En el noticiero de la tarde entrevistan a una mujer que ha perdido a su hijo. Obviemos –aunque las circunstancias, lo sabemos, son siempre políticas- las circunstancias en las que el hijo, de catorce años, ha muerto. Las obviamos porque quiero hablar del lenguaje, del uso del lenguaje, que también es profundamente político. Es una madre que ha perdido a su hijo. Las preguntas del periodista son de ese lodo resbaladizo y pegajoso que se adhiere al entrevistado de mala manera. ¿Cómo se siente? ¿Cómo lo vivió cuando se enteró? Y al fin lo logra: la mujer que hasta el momento había mantenido la entereza frente a la cámara, aun con un dolor indisimulable en su rostro y en todo su cuerpo, se quiebra y llora desconsoladamente. Habría una opción entonces: la aparición de algo cercano al pudor, al mundo de la ética, que lleve a quien toma las decisiones a retirarse, es decir a cortar. Pero no. La cámara profundiza el plano y hace un acercamiento sobre el rostro de la madre. Y el plano dura, mientras el periodista descarga todavía algún otro dardo envenado, envuelto en el disfraz de la empatía. Y todavía resta algo. En la edición, han colocado, por las dudas, por si la vileza no fue suficiente, un acompañamiento musical, melodramático, lastimoso.

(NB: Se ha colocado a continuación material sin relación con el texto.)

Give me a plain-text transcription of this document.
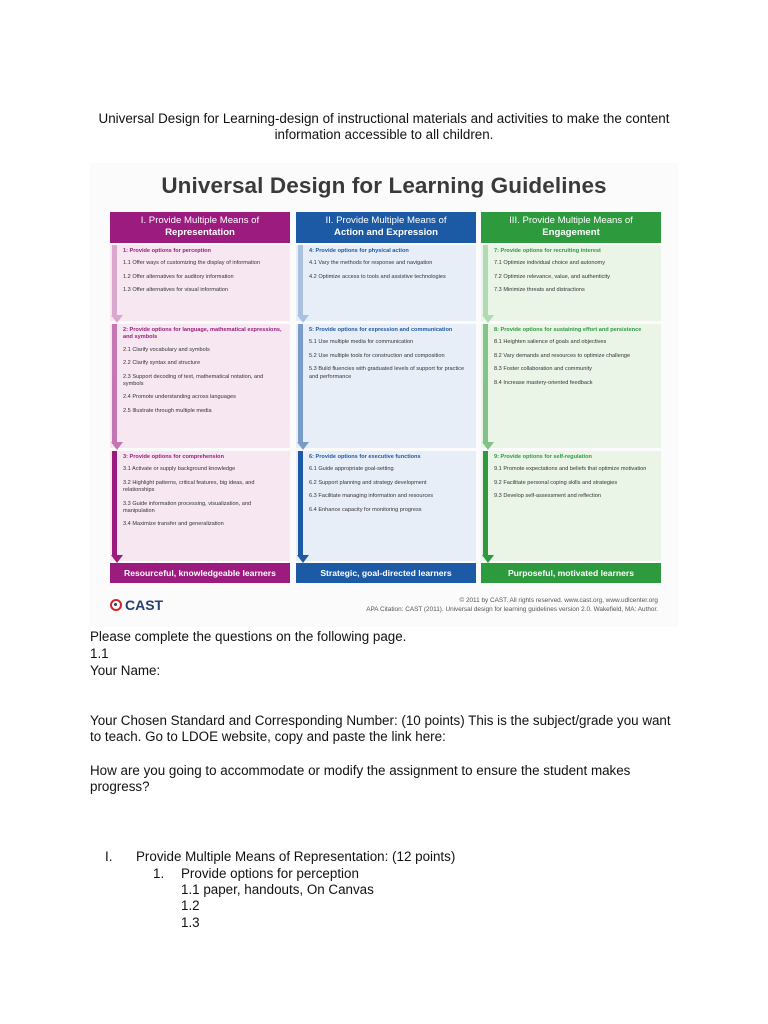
Universal Design for Learning-design of instructional materials and activities to make the content information accessible to all children.
Universal Design for Learning Guidelines
I. Provide Multiple Means of
Representation
1: Provide options for perception
1.1 Offer ways of customizing the display of information
1.2 Offer alternatives for auditory information
1.3 Offer alternatives for visual information
2: Provide options for language, mathematical expressions, and symbols
2.1 Clarify vocabulary and symbols
2.2 Clarify syntax and structure
2.3 Support decoding of text, mathematical notation, and symbols
2.4 Promote understanding across languages
2.5 Illustrate through multiple media
3: Provide options for comprehension
3.1 Activate or supply background knowledge
3.2 Highlight patterns, critical features, big ideas, and relationships
3.3 Guide information processing, visualization, and manipulation
3.4 Maximize transfer and generalization
Resourceful, knowledgeable learners
II. Provide Multiple Means of
Action and Expression
4: Provide options for physical action
4.1 Vary the methods for response and navigation
4.2 Optimize access to tools and assistive technologies
5: Provide options for expression and communication
5.1 Use multiple media for communication
5.2 Use multiple tools for construction and composition
5.3 Build fluencies with graduated levels of support for practice and performance
6: Provide options for executive functions
6.1 Guide appropriate goal-setting
6.2 Support planning and strategy development
6.3 Facilitate managing information and resources
6.4 Enhance capacity for monitoring progress
Strategic, goal-directed learners
III. Provide Multiple Means of
Engagement
7: Provide options for recruiting interest
7.1 Optimize individual choice and autonomy
7.2 Optimize relevance, value, and authenticity
7.3 Minimize threats and distractions
8: Provide options for sustaining effort and persistence
8.1 Heighten salience of goals and objectives
8.2 Vary demands and resources to optimize challenge
8.3 Foster collaboration and community
8.4 Increase mastery-oriented feedback
9: Provide options for self-regulation
9.1 Promote expectations and beliefs that optimize motivation
9.2 Facilitate personal coping skills and strategies
9.3 Develop self-assessment and reflection
Purposeful, motivated learners
CAST	© 2011 by CAST. All rights reserved. www.cast.org, www.udlcenter.org
APA Citation: CAST (2011). Universal design for learning guidelines version 2.0. Wakefield, MA: Author.
Please complete the questions on the following page.
1.1
Your Name:
Your Chosen Standard and Corresponding Number: (10 points) This is the subject/grade you want to teach. Go to LDOE website, copy and paste the link here:
How are you going to accommodate or modify the assignment to ensure the student makes progress?
I. Provide Multiple Means of Representation: (12 points)
1. Provide options for perception
1.1 paper, handouts, On Canvas
1.2
1.3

Aunque el ejemplo pertenece al mundo de la televisión –y podemos encontrar otros, diariamente, en cualquier noticiero-, el cine no es ajeno a este tratamiento de la forma: el subrayado del sentido por la acumulación de signos en una sola dirección, el ropaje cínico de este subrayado, el maltrato al espectador. Cuando digo elcine, asumiendo los riesgos de cualquier generalización, digo una buena parte de las películas actuales, y no solo de las que forman parte de aquello que entendemos como cine industrial, sujetas a la idea de divertiento por sobre cualquier otra condición. Lo veo como un problema del cine porque hubo, antes y ahora, un profundo avance sobre los modos de ver, sobre la percepción y sobre la experiencias de expectación. La obstinación por el subrayado y el direccionamiento totalitario de la emoción y la lectura se vuelve una práctica cada vez más frecuente, y el camino parece no tener freno. Las consecuencias son múltiples porque se vulnera, sin más, nuestra condición de sujeto: nos empobrece, nos resta experiencia, nos afea y nos condiciona.

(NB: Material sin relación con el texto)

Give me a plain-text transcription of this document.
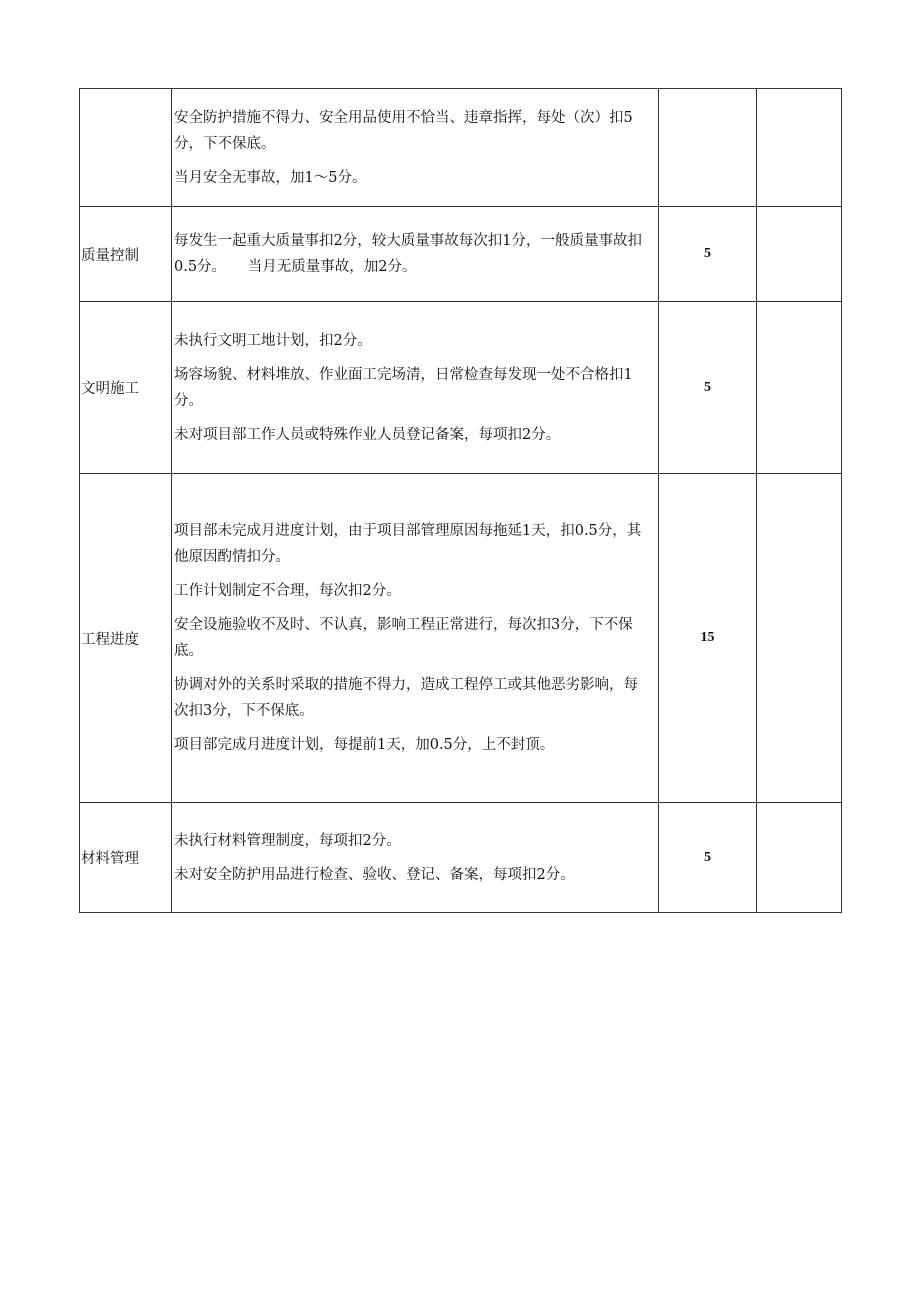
	安全防护措施不得力、安全用品使用不恰当、违章指挥，每处（次）扣5分，下不保底。

当月安全无事故，加1～5分。		

质量控制	每发生一起重大质量事扣2分，较大质量事故每次扣1分，一般质量事故扣0.5分。　　当月无质量事故，加2分。	5	
文明施工	未执行文明工地计划，扣2分。

场容场貌、材料堆放、作业面工完场清，日常检查每发现一处不合格扣1分。

未对项目部工作人员或特殊作业人员登记备案，每项扣2分。	5	
工程进度	项目部未完成月进度计划，由于项目部管理原因每拖延1天，扣0.5分，其他原因酌情扣分。

工作计划制定不合理，每次扣2分。

安全设施验收不及时、不认真，影响工程正常进行，每次扣3分，下不保底。

协调对外的关系时采取的措施不得力，造成工程停工或其他恶劣影响，每次扣3分，下不保底。

项目部完成月进度计划，每提前1天，加0.5分，上不封顶。	15	
材料管理	未执行材料管理制度，每项扣2分。

未对安全防护用品进行检查、验收、登记、备案，每项扣2分。	5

Quiero hablar entonces de un atributo que me parece necesario resguardar para el cine, el cine que me gusta ver y hacer, el cine que se manifiesta en la fragilidad, en los interrogantes más que en las certezas. Quiero hablar de la inquietud, de la sensación que deviene no del suspenso argumental o de los fuegos de artificio del lenguaje sino de la imposibilidad de acomodar la lectura y la percepción a un cliché o a una sentencia. Quiero hablar de ese estado vital del pensamiento y de la sensibilidad que nos saca del confort y nos obliga a reconocer nuestra propia fragilidad, la debilidad de todos nuestros saberes; ese estado vital del pensamiento y la sensibilidad que nos vuelve ávidos y humanos.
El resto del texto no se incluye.